Refurbishment of the WIDE bus

Transporting the children to school is also a major challenge, as there is no public school bus that could take the children to school 5 kilometres away. A second-hand bus has done its job for many years, but after 12 years of daily use at WIDE, breakdowns were the order of the day. Once again, some of our sponsors were extremely generous and made a general overhaul of the bus possible.

The WIDE children's home does not offer sponsorships. In Kumari's guiding principles, all children should be treated with equal care and none should receive special attention. All donations are precious and benefit all children equally. We therefore do not send individual letters of thanks to WIDE's sponsors from individual children. However, the children's community never tires of regularly expressing its gratitude to all Namaste Welfare sponsors in pictures or videos.

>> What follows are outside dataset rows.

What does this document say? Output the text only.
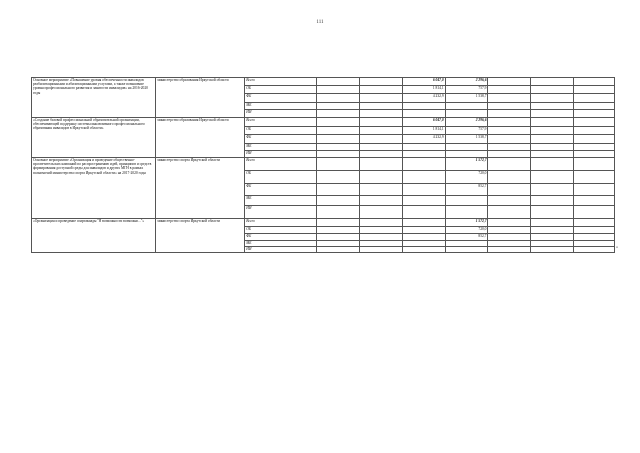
111
Основное мероприятие «Повышение уровня обеспеченности инвалидов реабилитационными и абилитационными услугами, а также повышение уровня профессионального развития и занятости инвалидов» на 2016-2020 годы	министерство образования Иркутской области	Всего			6 047,0	2 296,6			
		ОБ			1 814,1	757,9			
		ФБ			4 232,9	1 538,7			
		МБ							
		ИИ							
«Создание базовой профессиональной образовательной организации, обеспечивающей поддержку системы инклюзивного профессионального образования инвалидов в Иркутской области»	министерство образования Иркутской области	Всего			6 047,0	2 296,6			
		ОБ			1 814,1	757,9			
		ФБ			4 232,9	1 538,7			
		МБ							
		ИИ							
Основное мероприятие «Организация и проведение общественно-просветительских кампаний по распространению идей, принципов и средств формирования доступной среды для инвалидов и других МГН в рамках полномочий министерства спорта Иркутской области» на 2017-2020 годы	министерство спорта Иркутской области	Всего				1 572,7			
		ОБ				720,0			
		ФБ				852,7			
		МБ							
		ИИ							
«Организация и проведение спартакиады "Я возможности возможно..."»	министерство спорта Иркутской области	Всего				1 572,7			
		ОБ				720,0			
		ФБ				852,7			
		МБ							
		ИИ								«
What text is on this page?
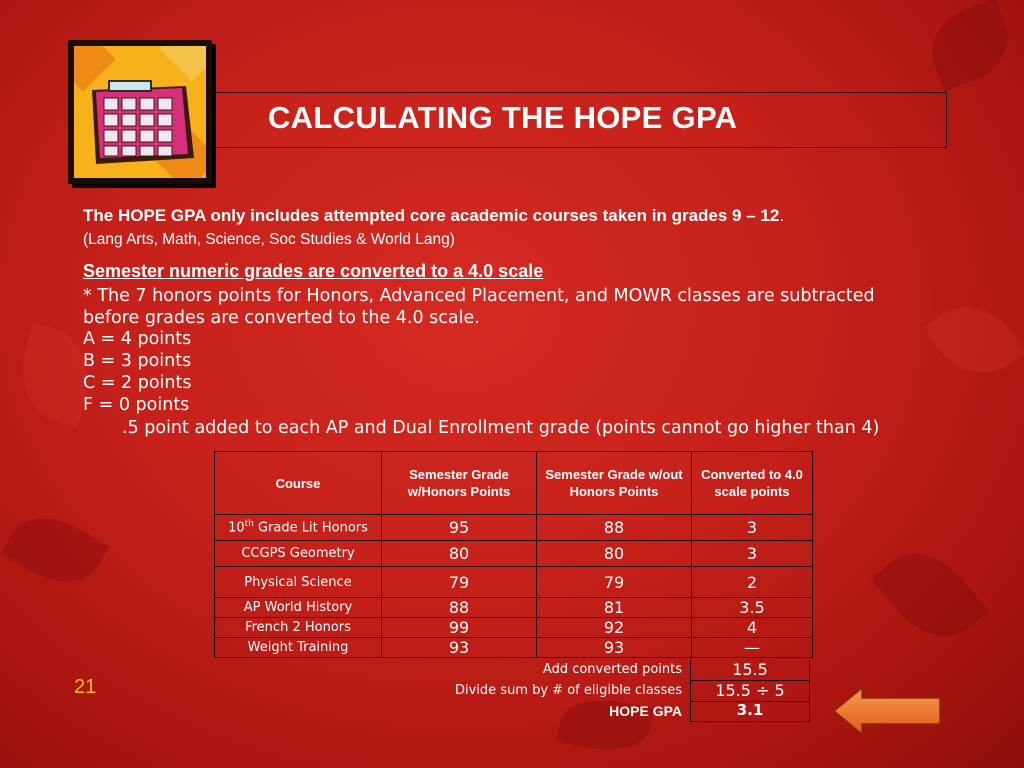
CALCULATING THE HOPE GPA
The HOPE GPA only includes attempted core academic courses taken in grades 9 – 12.
(Lang Arts, Math, Science, Soc Studies & World Lang)
Semester numeric grades are converted to a 4.0 scale
* The 7 honors points for Honors, Advanced Placement, and MOWR classes are subtracted before grades are converted to the 4.0 scale.
A = 4 points
B = 3 points
C = 2 points
F = 0 points
.5 point added to each AP and Dual Enrollment grade (points cannot go higher than 4)
Course	Semester Grade w/Honors Points	Semester Grade w/out Honors Points	Converted to 4.0 scale points
10th Grade Lit Honors	95	88	3
CCGPS Geometry	80	80	3
Physical Science	79	79	2
AP World History	88	81	3.5
French 2 Honors	99	92	4
Weight Training	93	93	—
Add converted points	15.5
Divide sum by # of eligible classes	15.5 ÷ 5
HOPE GPA	3.1
21
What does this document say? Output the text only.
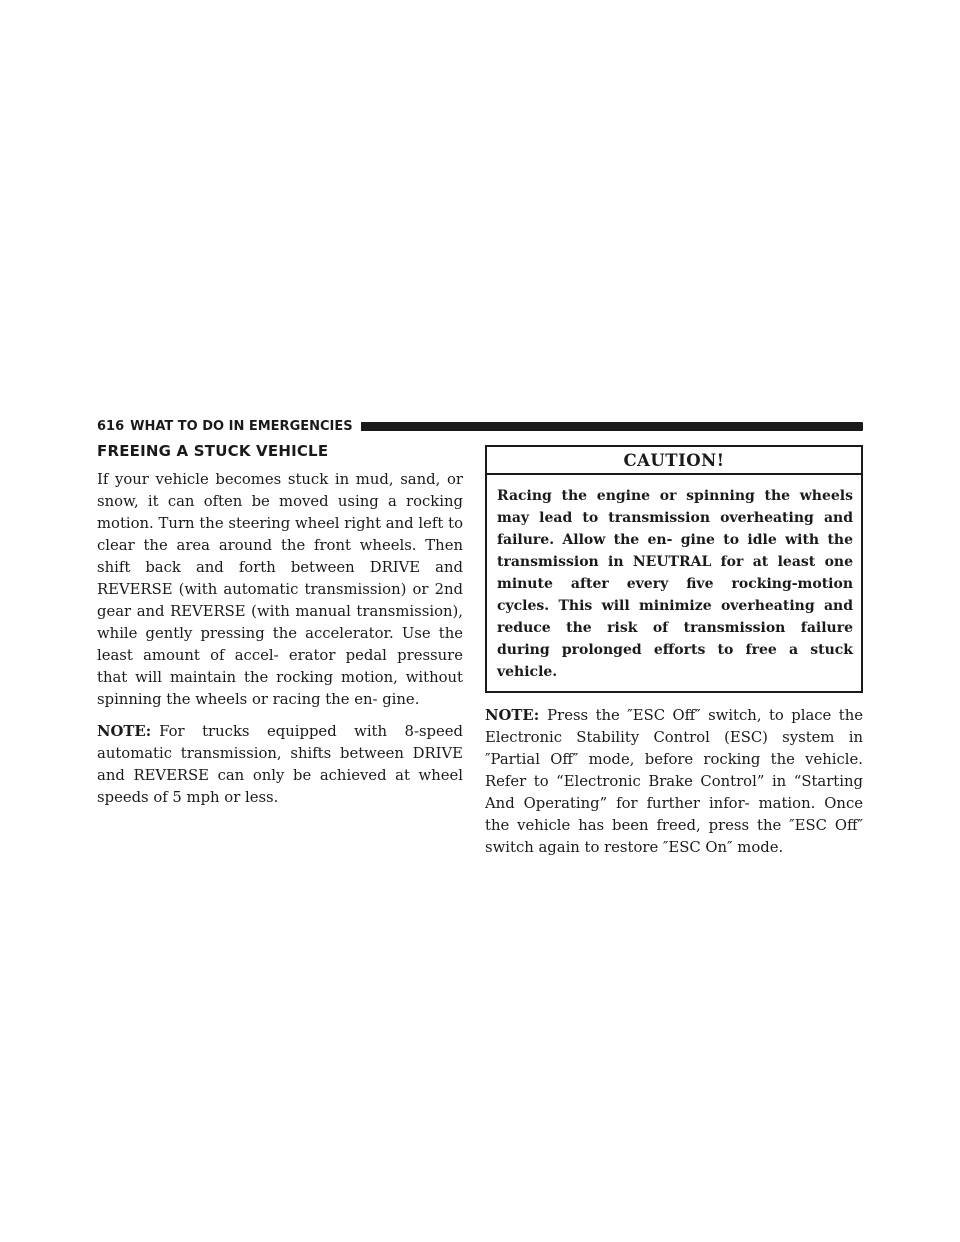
616 WHAT TO DO IN EMERGENCIES
FREEING A STUCK VEHICLE

If your vehicle becomes stuck in mud, sand, or snow, it can often be moved using a rocking motion. Turn the steering wheel right and left to clear the area around the front wheels. Then shift back and forth between DRIVE and REVERSE (with automatic transmission) or 2nd gear and REVERSE (with manual transmission), while gently pressing the accelerator. Use the least amount of accel- erator pedal pressure that will maintain the rocking motion, without spinning the wheels or racing the en- gine.

NOTE: For trucks equipped with 8-speed automatic transmission, shifts between DRIVE and REVERSE can only be achieved at wheel speeds of 5 mph or less.

CAUTION!
Racing the engine or spinning the wheels may lead to transmission overheating and failure. Allow the en- gine to idle with the transmission in NEUTRAL for at least one minute after every five rocking-motion cycles. This will minimize overheating and reduce the risk of transmission failure during prolonged efforts to free a stuck vehicle.

NOTE: Press the ″ESC Off″ switch, to place the Electronic Stability Control (ESC) system in ″Partial Off″ mode, before rocking the vehicle. Refer to “Electronic Brake Control” in “Starting And Operating” for further infor- mation. Once the vehicle has been freed, press the ″ESC Off″ switch again to restore ″ESC On″ mode.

Help also comes from the Netherlands and France

The needs for daily life are largely covered by the sponsors of our organisation. Our organisation was also able to raise the rent for a girls' house and funds for the bus renovation. However, the foundations had already been laid when our organisation became aware of WIDE in 2015: The Dutch organisation ‘Support WIDE Children's Home Foundation’ had donated a house to the children's home and has been taking care of its maintenance ever since.

In addition, the French organisation ‘Espoir d'enfants’ is in the process of financing a new building for the children's home on a plot of land in the rural outskirts of Tiruvannamalai. Much is still uncertain here, but once the children's home has relocated, rental income from the current home could ease the financial situation somewhat.